PETERBOROUGH, Ont. – L’ancien député conservateur fédéral Dean Del Mastro a été libéré de prison et son avocat affirme que la Cour d’appel de l’Ontario entendra de nouveau sa cause.

Pourtant, la semaine dernière, l’ex-élu avait perdu en appel de sa condamnation pour des dépenses abusives durant la campagne électorale de 2008 et s’était vu ordonner de purger immédiatement sa peine d’emprisonnement imposée à l’automne 2014 pour avoir violé la Loi électorale du Canada.

Bien qu’il ait été condamné à un mois de prison, M. Del Mastro n’a passé qu’une nuit derrière les barreaux avant de porter sa cause en appel l’été dernier.

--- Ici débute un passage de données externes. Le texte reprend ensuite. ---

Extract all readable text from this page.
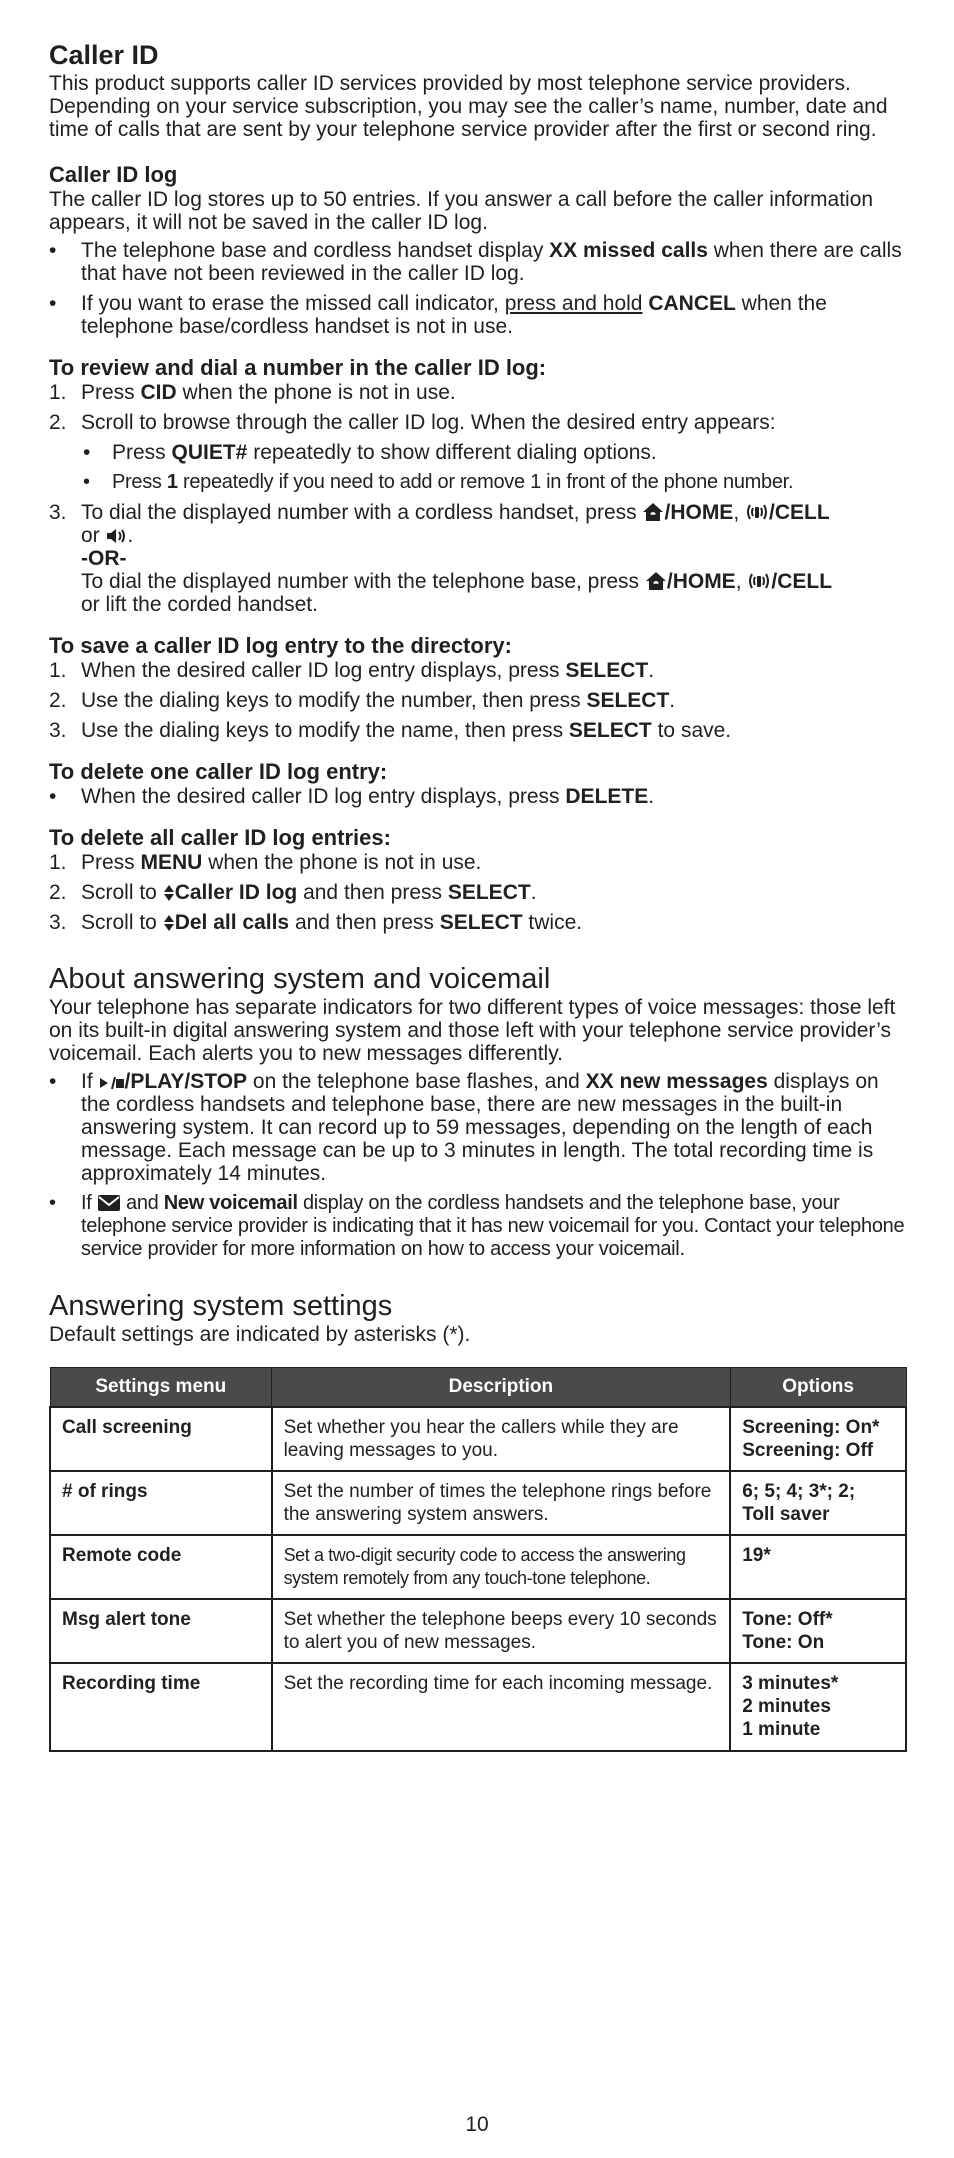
Caller ID

This product supports caller ID services provided by most telephone service providers. Depending on your service subscription, you may see the caller’s name, number, date and time of calls that are sent by your telephone service provider after the first or second ring.

Caller ID log

The caller ID log stores up to 50 entries. If you answer a call before the caller information appears, it will not be saved in the caller ID log.

• The telephone base and cordless handset display XX missed calls when there are calls that have not been reviewed in the caller ID log.
• If you want to erase the missed call indicator, press and hold CANCEL when the telephone base/cordless handset is not in use.
To review and dial a number in the caller ID log:
1. Press CID when the phone is not in use.
2. Scroll to browse through the caller ID log. When the desired entry appears:
• Press QUIET# repeatedly to show different dialing options.
• Press 1 repeatedly if you need to add or remove 1 in front of the phone number.
3. To dial the displayed number with a cordless handset, press /HOME, /CELL
or .
-OR-
To dial the displayed number with the telephone base, press /HOME, /CELL
or lift the corded handset.
To save a caller ID log entry to the directory:
1. When the desired caller ID log entry displays, press SELECT.
2. Use the dialing keys to modify the number, then press SELECT.
3. Use the dialing keys to modify the name, then press SELECT to save.
To delete one caller ID log entry:
• When the desired caller ID log entry displays, press DELETE.
To delete all caller ID log entries:
1. Press MENU when the phone is not in use.
2. Scroll to Caller ID log and then press SELECT.
3. Scroll to Del all calls and then press SELECT twice.
About answering system and voicemail

Your telephone has separate indicators for two different types of voice messages: those left on its built-in digital answering system and those left with your telephone service provider’s voicemail. Each alerts you to new messages differently.

• If /PLAY/STOP on the telephone base flashes, and XX new messages displays on the cordless handsets and telephone base, there are new messages in the built-in answering system. It can record up to 59 messages, depending on the length of each message. Each message can be up to 3 minutes in length. The total recording time is approximately 14 minutes.
• If  and New voicemail display on the cordless handsets and the telephone base, your telephone service provider is indicating that it has new voicemail for you. Contact your telephone service provider for more information on how to access your voicemail.
Answering system settings

Default settings are indicated by asterisks (*).

Settings menu	Description	Options
Call screening	Set whether you hear the callers while they are leaving messages to you.	Screening: On*
Screening: Off

# of rings	Set the number of times the telephone rings before the answering system answers.	6; 5; 4; 3*; 2;
Toll saver

Remote code	Set a two-digit security code to access the answering system remotely from any touch-tone telephone.	19*

Msg alert tone	Set whether the telephone beeps every 10 seconds to alert you of new messages.	Tone: Off*
Tone: On

Recording time	Set the recording time for each incoming message.	3 minutes*
2 minutes
1 minute
10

Après avoir été renvoyé en prison jeudi dernier, il a pu profiter d’une remise en liberté dès lundi après qu’il eut obtenu une nouvelle autorisation de porter sa cause en appel.

Son avocat, Leo Adler, avait soutenu lors du premier appel que la juge de première instance avait commis de graves erreurs de droit mais la semaine dernière, le juge Bryan Shaughnessy a fait part de son désaccord et ordonné la mise en détention.

Leo Adler a dû retourner devant un juge pour obtenir la permission d’en appeler une deuxième fois du jugement.

«Pour obtenir la permission, nous avons dû démontrer que l’enjeu est important pour l’administration de la justice et que cela implique des questions qui doivent être approndies par la Cour d’appel», a-t-il expliqué.

Les arguments de l’avocat Adler s’articuleront sur les trois aspects suivants: le calcul des dépenses électorales de même que la pertinence que l’ex-député ait été mis en accusation et condamné à l’emprisonnement.

Dean Del Mastro — qui a déjà été le porte-parole de Stephen Harper pour défendre les conservateurs contre des allégations de fraude électorale — a été reconnu coupable d’avoir excédé les limites de dépenses autorisées, de ne pas avoir rapporté une contribution personnelle de 21 000 $ versée à sa propre campagne et d’avoir soumis volontairement un document falsifié.

L’ancien député de Peterborough, en Ontario, a démissionné peu après avoir été reconnu coupable, bien qu’il ait toujours clamé son innocence.